Required Courses (9 credits)
Elective Courses (21 credits)
MS in computer engineering students must choose their elective courses (21 credits) according to the following criteria:
- MS COE students must take four different courses (12 credits) from COE tracks; the remaining three elective courses (9 credits) can be picked from any track (COE or ELE).
- Students wishing to specialize in a specific concentration can choose at least two of their elective courses from that concentration area (AI, Hardware, Software, Communications etc.)
Selected Courses
ELE Track
Communication and Signal Processing (ELE track)
- ELE731 Optical Fiber Communications (3 cr.)
- ELE735 Information and Coding Theory (3 cr.)
- ELE772 Digital Image and Video Processing and Compression (3 cr.)
Integrated Circuits, Electronics, and Control (ELE track)
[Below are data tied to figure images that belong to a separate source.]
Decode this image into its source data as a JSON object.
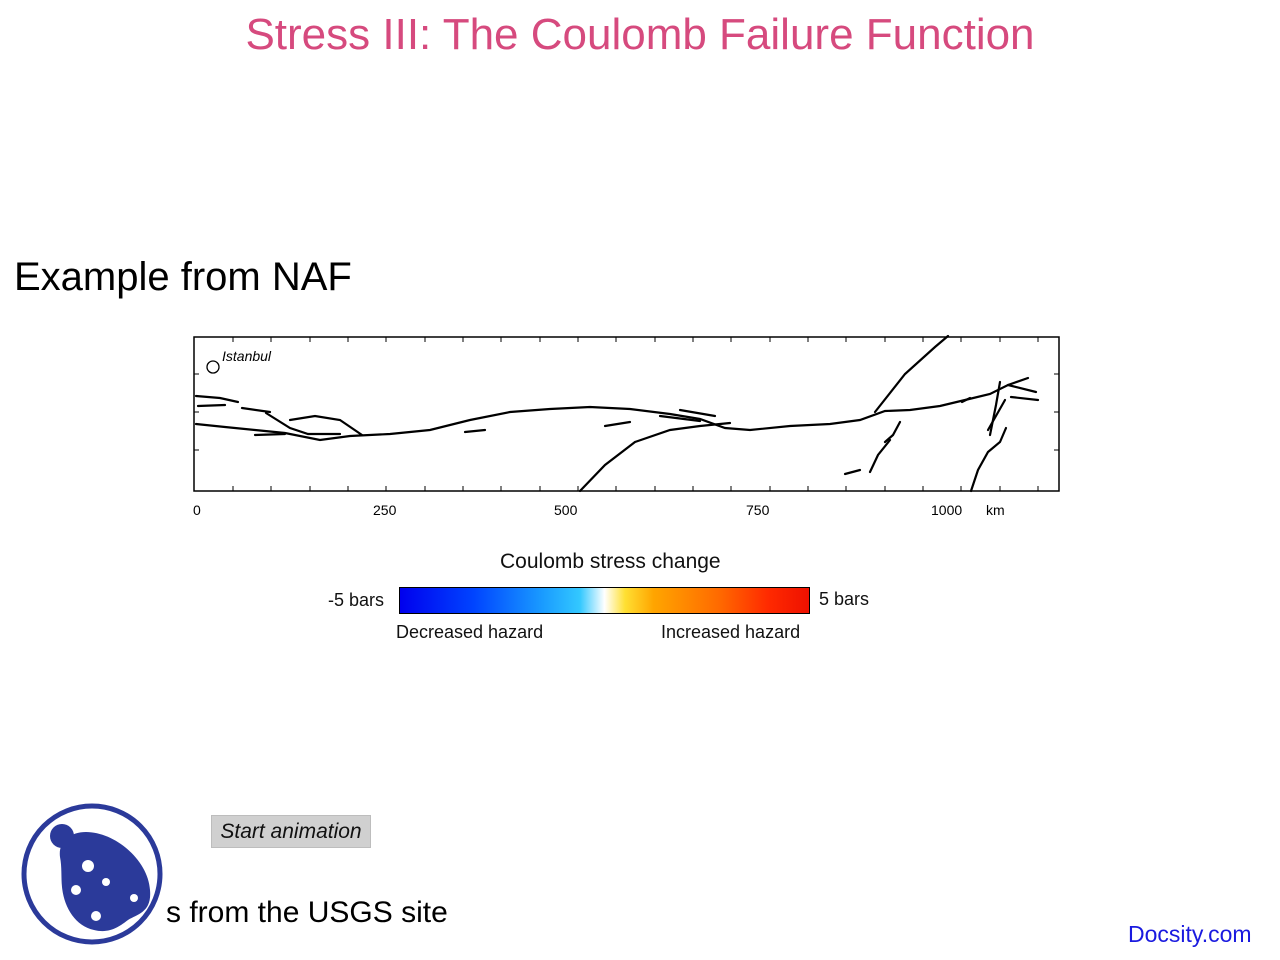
{
  "slide": {
    "title": "Stress III: The Coulomb Failure Function",
    "subtitle": "Example from NAF"
  },
  "map": {
    "city_label": "Istanbul",
    "x_ticks": [
      "0",
      "250",
      "500",
      "750",
      "1000"
    ],
    "x_unit": "km"
  },
  "legend": {
    "title": "Coulomb stress change",
    "min_label": "-5 bars",
    "max_label": "5 bars",
    "decreased_label": "Decreased hazard",
    "increased_label": "Increased hazard",
    "colors": [
      "#0000ee",
      "#1a9cff",
      "#ffffff",
      "#ffa500",
      "#ee1100"
    ]
  },
  "controls": {
    "animation_button": "Start animation"
  },
  "footer": {
    "credit": "s from the USGS site",
    "brand": "Docsity.com",
    "logo_icon": "docsity-logo-icon"
  }
}
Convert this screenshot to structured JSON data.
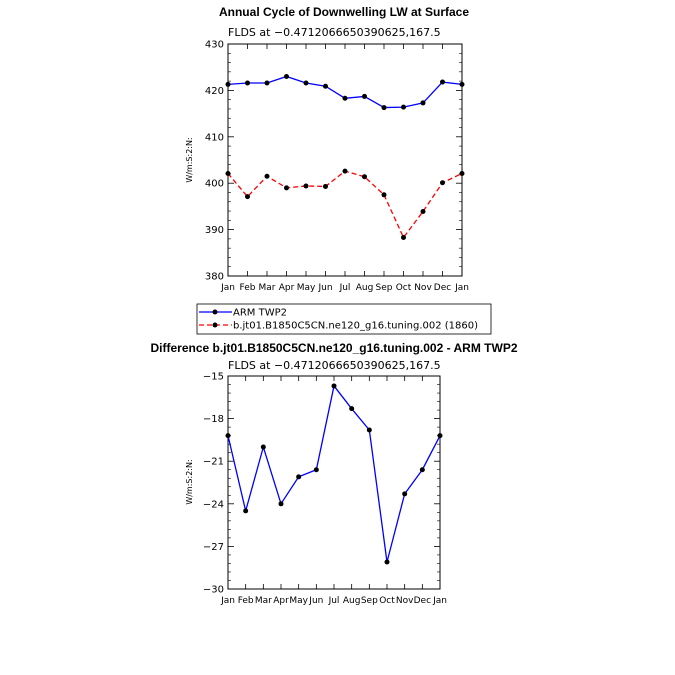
{
  "months": [
    "Jan",
    "Feb",
    "Mar",
    "Apr",
    "May",
    "Jun",
    "Jul",
    "Aug",
    "Sep",
    "Oct",
    "Nov",
    "Dec",
    "Jan"
  ],
  "chart_data": [
    {
      "type": "line",
      "title": "Annual Cycle of Downwelling LW at Surface",
      "subtitle": "FLDS at −0.4712066650390625,167.5",
      "ylabel": "W/m:S:2:N:",
      "ylim": [
        380,
        430
      ],
      "yticks": [
        "380",
        "390",
        "400",
        "410",
        "420",
        "430"
      ],
      "yvalues": [
        380,
        390,
        400,
        410,
        420,
        430
      ],
      "series": [
        {
          "name": "ARM TWP2",
          "color": "#0000ff",
          "dash": "solid",
          "values": [
            421.3,
            421.6,
            421.6,
            423.0,
            421.6,
            420.9,
            418.3,
            418.7,
            416.3,
            416.4,
            417.3,
            421.8,
            421.3
          ]
        },
        {
          "name": "b.jt01.B1850C5CN.ne120_g16.tuning.002 (1860)",
          "color": "#ff0000",
          "dash": "dashed",
          "values": [
            402.1,
            397.1,
            401.5,
            399.0,
            399.4,
            399.3,
            402.6,
            401.4,
            397.5,
            388.3,
            393.9,
            400.1,
            402.1
          ]
        }
      ],
      "grid": false,
      "legend": "below"
    },
    {
      "type": "line",
      "title": "Difference b.jt01.B1850C5CN.ne120_g16.tuning.002 - ARM TWP2",
      "subtitle": "FLDS at −0.4712066650390625,167.5",
      "ylabel": "W/m:S:2:N:",
      "ylim": [
        -30,
        -15
      ],
      "yticks": [
        "−30",
        "−27",
        "−24",
        "−21",
        "−18",
        "−15"
      ],
      "yvalues": [
        -30,
        -27,
        -24,
        -21,
        -18,
        -15
      ],
      "series": [
        {
          "color": "#0000ff",
          "dash": "solid",
          "values": [
            -19.2,
            -24.5,
            -20.0,
            -24.0,
            -22.1,
            -21.6,
            -15.7,
            -17.3,
            -18.8,
            -28.1,
            -23.3,
            -21.6,
            -19.2
          ]
        }
      ],
      "grid": false
    }
  ]
}
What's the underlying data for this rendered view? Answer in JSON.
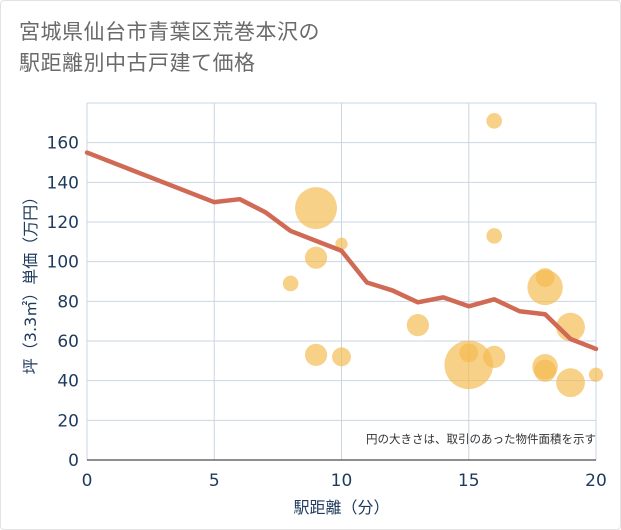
{
  "title_line1": "宮城県仙台市青葉区荒巻本沢の",
  "title_line2": "駅距離別中古戸建て価格",
  "chart_data": {
    "type": "scatter",
    "title": "宮城県仙台市青葉区荒巻本沢の駅距離別中古戸建て価格",
    "xlabel": "駅距離（分）",
    "ylabel": "坪（3.3㎡）単価（万円）",
    "xlim": [
      0,
      20
    ],
    "ylim": [
      0,
      180
    ],
    "x_ticks": [
      0,
      5,
      10,
      15,
      20
    ],
    "y_ticks": [
      0,
      20,
      40,
      60,
      80,
      100,
      120,
      140,
      160
    ],
    "grid": true,
    "annotation": "円の大きさは、取引のあった物件面積を示す",
    "colors": {
      "bubble": "#f5b94a",
      "line": "#d06a55",
      "grid": "#c9d6e3",
      "text": "#1e3a5c"
    },
    "bubbles": [
      {
        "x": 8,
        "y": 89,
        "size": 1
      },
      {
        "x": 9,
        "y": 127,
        "size": 5
      },
      {
        "x": 9,
        "y": 102,
        "size": 2
      },
      {
        "x": 9,
        "y": 53,
        "size": 2
      },
      {
        "x": 10,
        "y": 109,
        "size": 0.5
      },
      {
        "x": 10,
        "y": 52,
        "size": 1.5
      },
      {
        "x": 13,
        "y": 68,
        "size": 2
      },
      {
        "x": 15,
        "y": 54,
        "size": 1.5
      },
      {
        "x": 15,
        "y": 48,
        "size": 6
      },
      {
        "x": 16,
        "y": 171,
        "size": 1
      },
      {
        "x": 16,
        "y": 113,
        "size": 1
      },
      {
        "x": 16,
        "y": 52,
        "size": 2
      },
      {
        "x": 18,
        "y": 92,
        "size": 1.5
      },
      {
        "x": 18,
        "y": 87,
        "size": 4
      },
      {
        "x": 18,
        "y": 47,
        "size": 2.5
      },
      {
        "x": 18,
        "y": 45,
        "size": 2
      },
      {
        "x": 19,
        "y": 67,
        "size": 3
      },
      {
        "x": 19,
        "y": 39,
        "size": 3
      },
      {
        "x": 20,
        "y": 43,
        "size": 0.8
      }
    ],
    "trend_line": {
      "x": [
        0,
        5,
        6,
        7,
        8,
        9,
        10,
        11,
        12,
        13,
        14,
        15,
        16,
        17,
        18,
        19,
        20
      ],
      "y": [
        155,
        130,
        131.5,
        125,
        115.5,
        110.5,
        105.5,
        89.5,
        85.5,
        79.5,
        82,
        77.5,
        81,
        75,
        73.5,
        61,
        56
      ]
    }
  }
}
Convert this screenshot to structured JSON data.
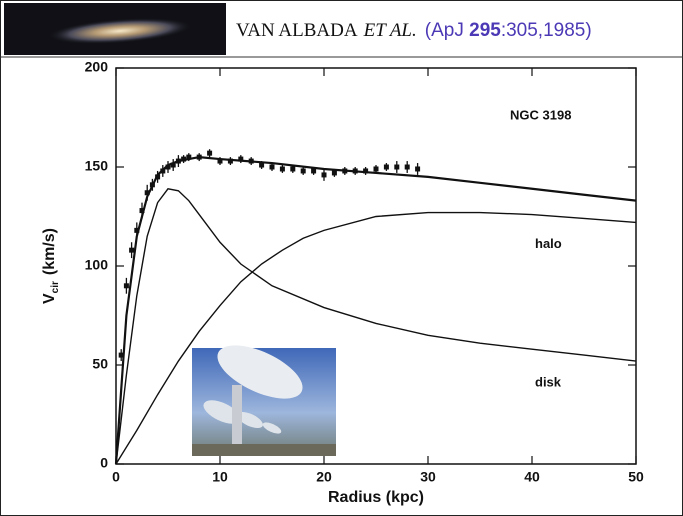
{
  "header": {
    "authors": "VAN ALBADA",
    "etal": "ET AL.",
    "ref_open": "(ApJ ",
    "volume": "295",
    "ref_rest": ":305,1985)"
  },
  "chart_data": {
    "type": "line",
    "xlabel": "Radius (kpc)",
    "ylabel_main": "V",
    "ylabel_sub": "cir",
    "ylabel_unit": "(km/s)",
    "annotation": "NGC 3198",
    "xlim": [
      0,
      50
    ],
    "xticks": [
      0,
      10,
      20,
      30,
      40,
      50
    ],
    "ylim": [
      0,
      200
    ],
    "yticks": [
      0,
      50,
      100,
      150,
      200
    ],
    "color": "#111111",
    "series": [
      {
        "x": [
          0,
          1,
          2,
          3,
          4,
          5,
          6,
          8,
          10,
          15,
          20,
          25,
          30,
          35,
          40,
          45,
          50
        ],
        "values": [
          0,
          75,
          115,
          135,
          146,
          151,
          153,
          155,
          154,
          152,
          149,
          147,
          145,
          142,
          139,
          136,
          133
        ]
      },
      {
        "name": "halo",
        "x": [
          0,
          2,
          4,
          6,
          8,
          10,
          12,
          14,
          16,
          18,
          20,
          25,
          30,
          35,
          40,
          45,
          50
        ],
        "values": [
          0,
          17,
          35,
          52,
          67,
          80,
          92,
          101,
          108,
          114,
          118,
          125,
          127,
          127,
          126,
          124,
          122
        ]
      },
      {
        "name": "disk",
        "x": [
          0,
          1,
          2,
          3,
          4,
          5,
          6,
          7,
          8,
          10,
          12,
          15,
          20,
          25,
          30,
          35,
          40,
          45,
          50
        ],
        "values": [
          0,
          45,
          85,
          115,
          132,
          139,
          138,
          133,
          126,
          112,
          101,
          90,
          79,
          71,
          65,
          61,
          58,
          55,
          52
        ]
      }
    ],
    "observations": {
      "x": [
        0.5,
        1,
        1.5,
        2,
        2.5,
        3,
        3.5,
        4,
        4.5,
        5,
        5.5,
        6,
        6.5,
        7,
        8,
        9,
        10,
        11,
        12,
        13,
        14,
        15,
        16,
        17,
        18,
        19,
        20,
        21,
        22,
        23,
        24,
        25,
        26,
        27,
        28,
        29
      ],
      "values": [
        55,
        90,
        108,
        118,
        128,
        137,
        141,
        145,
        148,
        150,
        151,
        153,
        154,
        155,
        155,
        157,
        153,
        153,
        154,
        153,
        151,
        150,
        149,
        149,
        148,
        148,
        146,
        147,
        148,
        148,
        148,
        149,
        150,
        150,
        150,
        149
      ],
      "errors": [
        3,
        4,
        4,
        4,
        4,
        4,
        3,
        3,
        3,
        3,
        3,
        3,
        2,
        2,
        2,
        2,
        2,
        2,
        2,
        2,
        2,
        2,
        2,
        2,
        2,
        2,
        3,
        2,
        2,
        2,
        2,
        2,
        2,
        3,
        3,
        3
      ]
    }
  }
}
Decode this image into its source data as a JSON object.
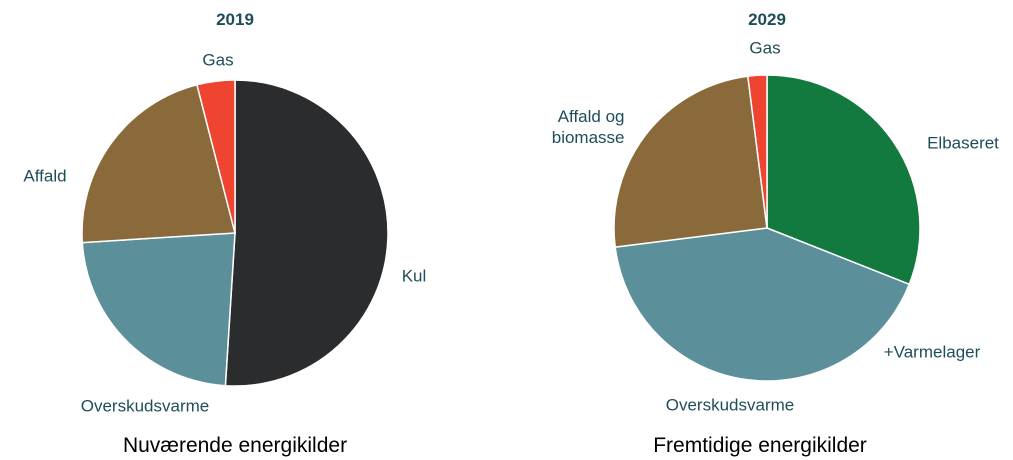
{
  "chart_data": [
    {
      "type": "pie",
      "title": "2019",
      "caption": "Nuværende energikilder",
      "categories": [
        "Kul",
        "Overskudsvarme",
        "Affald",
        "Gas"
      ],
      "values": [
        51,
        23,
        22,
        4
      ],
      "colors": [
        "#2b2c2e",
        "#5b8f9a",
        "#8a6a3a",
        "#ee4430"
      ]
    },
    {
      "type": "pie",
      "title": "2029",
      "caption": "Fremtidige energikilder",
      "categories": [
        "Elbaseret",
        "Overskudsvarme",
        "Affald og biomasse",
        "Gas"
      ],
      "values": [
        31,
        42,
        25,
        2
      ],
      "colors": [
        "#137a3f",
        "#5b8f9a",
        "#8a6a3a",
        "#ee4430"
      ],
      "annotation": "+Varmelager"
    }
  ]
}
- ELE757 Simulation of Electronic Circuits (3 cr.)
- ELE799D Topics: Biomechatronics (3 cr.) offered with MCE540
Electric Power and Energy Systems (ELE track)
- ELE721 Electrical Energy Storage Systems (3 cr.)
- ELE724 Faulted Power Systems (3 cr.)
- ELE726 Renewable Energy (3 cr.)
- ELE729 Design & Operation of Smart Grids (3 cr.)
COE Track
Computer Hardware (COE track)
- COE723 High Performance Computer Architecture (3 cr.)
- COE725 VLSI Design (3 cr.)
- COE529 Testing for Digital Integrated Circuits (3 cr.)
Computer Software and Networks (COE track)
- COE745 Information Security (3 cr.)
AI Systems Engineering (COE track)
- COE743 Intelligent Data Processing & Applications (3 cr.)
- COE744 Intelligent Engineering Algorithms (3 cr.)
- COE746 Machine Learning (3 cr.)
- COE747 Deep learning (3 cr.)
- COE748 Large Language Models (3cr.)
- COE774 Computer Vision and Deep Learning (3 cr.)